A generation of local youngsters are growing up as loyal fans of Penrith Panthers and we must say well done BRC and thank you.
The demand for light restocker lambs seems to have quietened as the bag lamb export to the Middle East does not put a bottom in this market.
Quotes from the regular Bendigo sheep and lamb sale last Monday mentioned little Merino lambs at $8 and very light, small crossbred lambs at $14.
Factors that have slowed demand for the very light restocker lambs include seasonal timing, restocker caution, COVID disruption to kill space and limited air space and demand for bag lambs from Northern Africa and the Middle East.
Auctions Plus conducted a feature sale last week that offered 1010 Angus female breeders, all of TeMania blood.
The sale grossed over $4 million and averaged $3965 per head; 24 PTIC (pregnancy tested in calf) cows 32 to 40 months topped the sale at $5360 and the same vendor sold 20 PTIC heifers, 19-20 months, for $5000.
An agent said it isn't that many years ago that 100 Angus bulls averaging $4000 was a good sale.
AT a Sydney funeral recently, the two beautiful black hire cars were Genesis Limousines.
These are the prestige arm of Hyundai and follow the Lexus-Toyota, Eunos-Mazda and Infiniti-Nissan ventures that were only successful in one instance.
The Genesis lines seem to compete with the best of the Germans, the BMW, Mercedes and Audi offerings.
WEEK 38 of the Australian wool selling series had an early offering of 45,149 bales.
At the finish of the week, 37,501 bales had been sold, with 16.1 per cent of the offering passed in.
The Australian Dollar (AUD) strengthened by up to three per cent week-on-week against the USD and the Euro, thus causing a retracement in the wool market by 24ac/kg or 1.7pc to see the indicator close at 1384ac/kg.
Merino fleece descriptions were up to 40ac cheaper and crossbred types were easier and the lower end was very irregular, with some of the bigger players very quiet.
Funding and logistical difficulties continue along with reports of bigger COVID-induced lockdowns in China potentially bearing down the market.
The AUD/USD rate at the time of writing this report was 0.7491, which is not much change on the close of the wool market last week.
Week 39 has an early estimated offering of more than 48,000 bales Australia-wide, with a three-day series in Melbourne.

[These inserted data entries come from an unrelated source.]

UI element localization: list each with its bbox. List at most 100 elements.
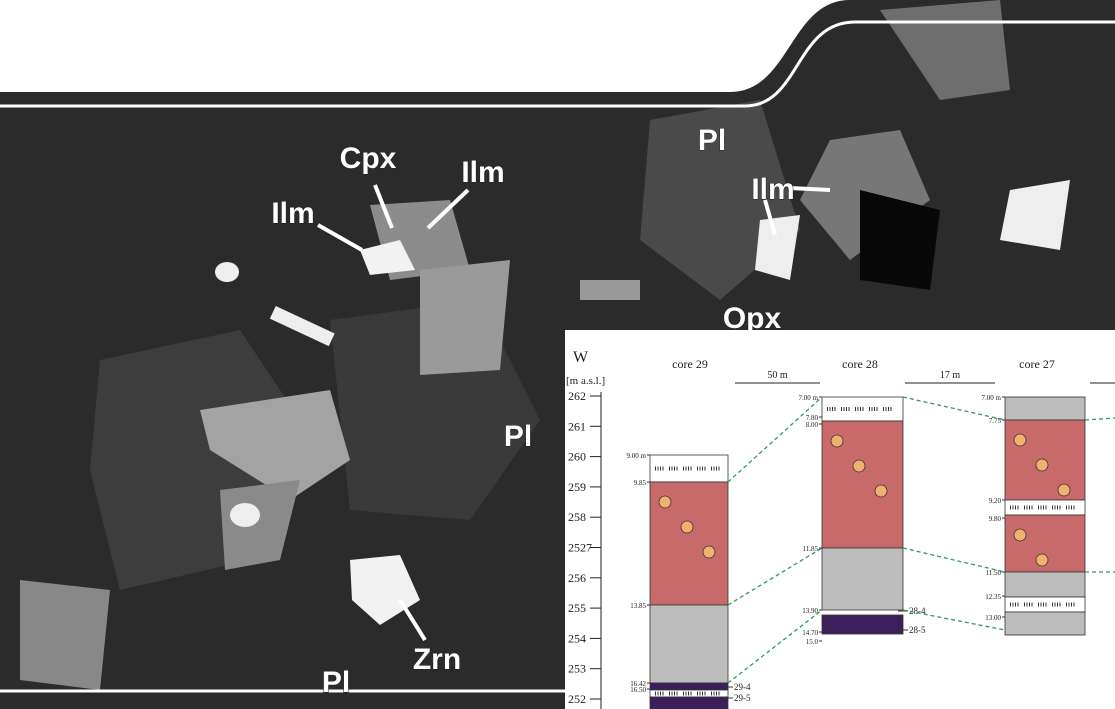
mineral-label: Ilm	[461, 156, 504, 189]
mineral-label: Opx	[723, 302, 782, 335]
core-layer	[649, 696, 729, 709]
frame-line	[0, 20, 1115, 108]
depth-label: 15.0	[806, 638, 819, 646]
correlation-line	[902, 547, 1006, 573]
mineral-label: Ilm	[271, 197, 314, 230]
concretion	[830, 434, 844, 448]
core-layer	[821, 614, 904, 635]
mineral-label: Zrn	[413, 643, 461, 676]
core-layer	[1004, 499, 1086, 516]
concretion	[852, 459, 866, 473]
crystal	[269, 305, 335, 347]
mineral-labels: Cpx Ilm Ilm Ilm Pl Pl Pl Opx Zrn	[271, 124, 795, 700]
crystal	[880, 0, 1010, 100]
elevation-tick-label: 259	[568, 480, 586, 494]
crystal	[420, 260, 510, 375]
elevation-tick-label: 260	[568, 450, 586, 464]
correlation-line	[902, 396, 1006, 421]
crystal	[200, 390, 350, 500]
concretion	[1057, 483, 1071, 497]
core-layer	[1004, 396, 1086, 421]
core-layer	[1004, 571, 1086, 598]
crystal	[580, 280, 640, 300]
arrow	[317, 223, 363, 252]
elevation-tick-label: 255	[568, 601, 586, 615]
unit: [m a.s.l.]	[566, 375, 605, 387]
depth-label: 16.42	[630, 680, 646, 688]
concretion	[1035, 553, 1049, 567]
depth-label: 13.85	[630, 602, 646, 610]
crystal	[220, 480, 300, 570]
concretion	[874, 484, 888, 498]
elevation-tick-label: 252	[568, 692, 586, 706]
distance-label: 17 m	[940, 370, 961, 381]
crystal	[860, 190, 940, 290]
depth-label: 13.90	[802, 607, 818, 615]
concretion	[1013, 433, 1027, 447]
depth-label: 7.00 m	[982, 394, 1002, 402]
arrow	[789, 186, 831, 192]
crystal	[230, 503, 260, 527]
arrow	[373, 184, 394, 229]
depth-label: 9.85	[634, 479, 647, 487]
concretion	[1035, 458, 1049, 472]
crystal	[20, 580, 110, 690]
concretion	[1013, 528, 1027, 542]
mineral-label: Cpx	[340, 142, 397, 175]
concretion	[702, 545, 716, 559]
arrow	[763, 199, 777, 236]
core-name: core 28	[842, 357, 878, 371]
crystals	[20, 0, 1070, 690]
depth-label: 11.50	[986, 569, 1002, 577]
correlation-line	[727, 396, 823, 483]
arrow	[426, 188, 470, 230]
mineral-label: Pl	[504, 420, 532, 453]
depth-label: 8.00	[806, 421, 819, 429]
core-name: core 27	[1019, 357, 1055, 371]
crystal	[360, 240, 415, 275]
correlation-line	[727, 609, 823, 684]
core-layer	[821, 547, 904, 611]
concretion	[658, 495, 672, 509]
depth-label: 9.00 m	[627, 452, 647, 460]
concretion	[680, 520, 694, 534]
core-layer	[649, 682, 729, 691]
elevation-tick-label: 253	[568, 662, 586, 676]
depth-label: 9.80	[989, 515, 1002, 523]
elevation-tick-label: 258	[568, 510, 586, 524]
arrow	[398, 598, 427, 642]
depth-label: 14.70	[802, 629, 818, 637]
core-name: core 29	[672, 357, 708, 371]
depth-label: 7.00 m	[799, 394, 819, 402]
distance-label: 50 m	[767, 370, 788, 381]
core-layer	[1004, 611, 1086, 636]
correlation-line	[727, 547, 823, 606]
correlation-line	[1084, 417, 1115, 421]
depth-label: 16.50	[630, 686, 646, 694]
crystal	[1000, 180, 1070, 250]
direction: W	[573, 349, 589, 366]
correlation-line	[902, 609, 1006, 631]
depth-label: 12.35	[985, 593, 1001, 601]
elevation-tick-label: 254	[568, 631, 586, 645]
sample-label: 29-5	[734, 693, 751, 703]
mineral-label: Ilm	[751, 173, 794, 206]
crystal	[215, 262, 239, 282]
elevation-tick-label: 256	[568, 571, 586, 585]
elevation-tick-label: 261	[568, 419, 586, 433]
arrows	[317, 184, 831, 642]
elevation-tick-label: 2527	[568, 541, 592, 555]
crystal	[755, 215, 800, 280]
core-diagram: W [m a.s.l.] 262 261 260 259 258 2527 256 255 254 2…	[566, 349, 1115, 709]
mineral-label: Pl	[698, 124, 726, 157]
depth-label: 9.20	[989, 497, 1002, 505]
sample-label: 29-4	[734, 682, 751, 692]
mineral-label: Pl	[322, 666, 350, 699]
depth-label: 11.85	[803, 545, 819, 553]
core-layer	[1004, 596, 1086, 613]
depth-label: 7.75	[989, 417, 1002, 425]
elevation-tick-label: 262	[568, 389, 586, 403]
depth-label: 7.80	[806, 414, 819, 422]
core-layer	[649, 604, 729, 684]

There is an estimated offering over the next three weeks of around the 140,000-bale mark.
THE little bloke had learnt a trick at school.
"I know the whole truth now," he whispered to Dad.

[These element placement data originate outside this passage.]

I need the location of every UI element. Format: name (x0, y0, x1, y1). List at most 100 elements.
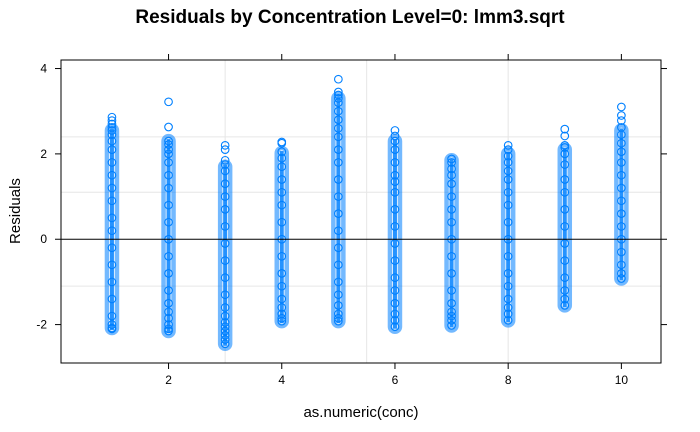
x-tick-label: 6 (392, 373, 399, 387)
data-point (220, 290, 230, 300)
data-point (447, 286, 456, 295)
data-point (617, 116, 626, 125)
data-point (503, 145, 513, 154)
data-point (107, 213, 117, 223)
data-point (164, 136, 173, 146)
data-point (220, 179, 230, 189)
axis-ticks: 2 4 6 8 10 -2 0 2 4 (36, 54, 667, 387)
point-column-strip (161, 133, 176, 339)
data-point (277, 187, 287, 197)
data-point (503, 166, 513, 176)
data-point (220, 322, 230, 332)
data-point (334, 74, 343, 84)
data-point (107, 183, 117, 193)
x-tick-label: 8 (505, 373, 512, 387)
data-point (617, 196, 626, 206)
data-point (617, 170, 626, 180)
data-point (334, 123, 343, 133)
data-point (390, 298, 400, 308)
data-point (334, 98, 343, 108)
data-point (334, 243, 343, 253)
data-point (503, 309, 513, 319)
data-point (617, 274, 626, 283)
data-point (334, 94, 343, 103)
data-point (334, 158, 343, 167)
data-point (390, 136, 400, 146)
data-point (560, 149, 570, 159)
data-point (220, 155, 230, 165)
data-point (164, 324, 173, 334)
data-point (390, 315, 400, 325)
data-point (334, 316, 343, 326)
data-point (164, 183, 173, 193)
data-point (107, 126, 117, 135)
data-point (334, 87, 343, 97)
data-point (560, 273, 570, 282)
data-point (617, 102, 626, 112)
data-point (617, 222, 626, 231)
data-point (503, 281, 513, 291)
data-point (334, 277, 343, 287)
x-tick-label: 4 (278, 373, 285, 387)
plot-frame (60, 59, 662, 364)
data-point (334, 301, 343, 310)
data-point (220, 160, 230, 169)
data-point (503, 141, 513, 150)
data-point (560, 205, 570, 214)
data-point (390, 256, 400, 265)
data-point (164, 170, 173, 180)
y-axis-label: Residuals (7, 178, 24, 244)
data-point (107, 311, 117, 321)
data-point (277, 162, 287, 172)
data-point (277, 200, 287, 210)
data-point (164, 140, 173, 149)
data-points (104, 74, 629, 352)
data-point (220, 205, 230, 214)
data-point (220, 256, 230, 265)
data-point (334, 115, 343, 125)
data-point (220, 166, 230, 176)
data-point (560, 294, 570, 304)
data-point (107, 196, 117, 206)
data-point (503, 151, 513, 161)
data-point (617, 158, 626, 167)
data-point (164, 286, 173, 295)
data-point (390, 158, 400, 167)
point-column-strip (614, 123, 629, 286)
data-point (164, 251, 173, 261)
data-point (334, 260, 343, 270)
data-point (390, 205, 400, 214)
data-point (447, 164, 456, 174)
data-point (164, 298, 173, 308)
data-point (277, 316, 287, 326)
data-point (560, 175, 570, 184)
data-point (107, 112, 117, 122)
chart-title: Residuals by Concentration Level=0: lmm3… (135, 7, 565, 28)
data-point (560, 187, 570, 197)
data-point (560, 143, 570, 152)
data-point (277, 269, 287, 278)
data-point (447, 179, 456, 189)
data-point (107, 145, 117, 154)
data-point (277, 217, 287, 227)
data-point (220, 192, 230, 201)
data-point (503, 217, 513, 227)
data-point (560, 301, 570, 310)
point-column-core (392, 139, 397, 329)
data-point (503, 200, 513, 210)
point-column-core (166, 139, 171, 333)
data-point (390, 126, 400, 135)
data-point (334, 226, 343, 236)
data-point (560, 286, 570, 295)
y-tick-label: 4 (40, 62, 47, 76)
x-axis-label: as.numeric(conc) (303, 404, 418, 421)
point-column-strip (557, 142, 573, 313)
data-point (447, 217, 456, 227)
data-point (164, 326, 173, 336)
data-point (107, 116, 117, 125)
data-point (277, 138, 287, 148)
point-column-strip (217, 159, 233, 352)
data-point (164, 158, 173, 167)
data-point (164, 269, 173, 278)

Dad gave him $20 and said: "Please never tell your mother."
Then he tried Mum, got another $20 and promised to be quiet.
All excited, he told the mailman: "Now I know the whole truth."
The mailman was thrilled and said: "Come and give your daddy a big hug."
A FARM couple were at the counsellor and Mrs Farm said: "I really can't remember when we last made love."
"Oh, yes I can," Mr Farm added, "and that's why we don't make love now."
HE said that the doctor told him if his romance didn't stop now, he'd be buried in three weeks. He's been seeing the doctor's wife.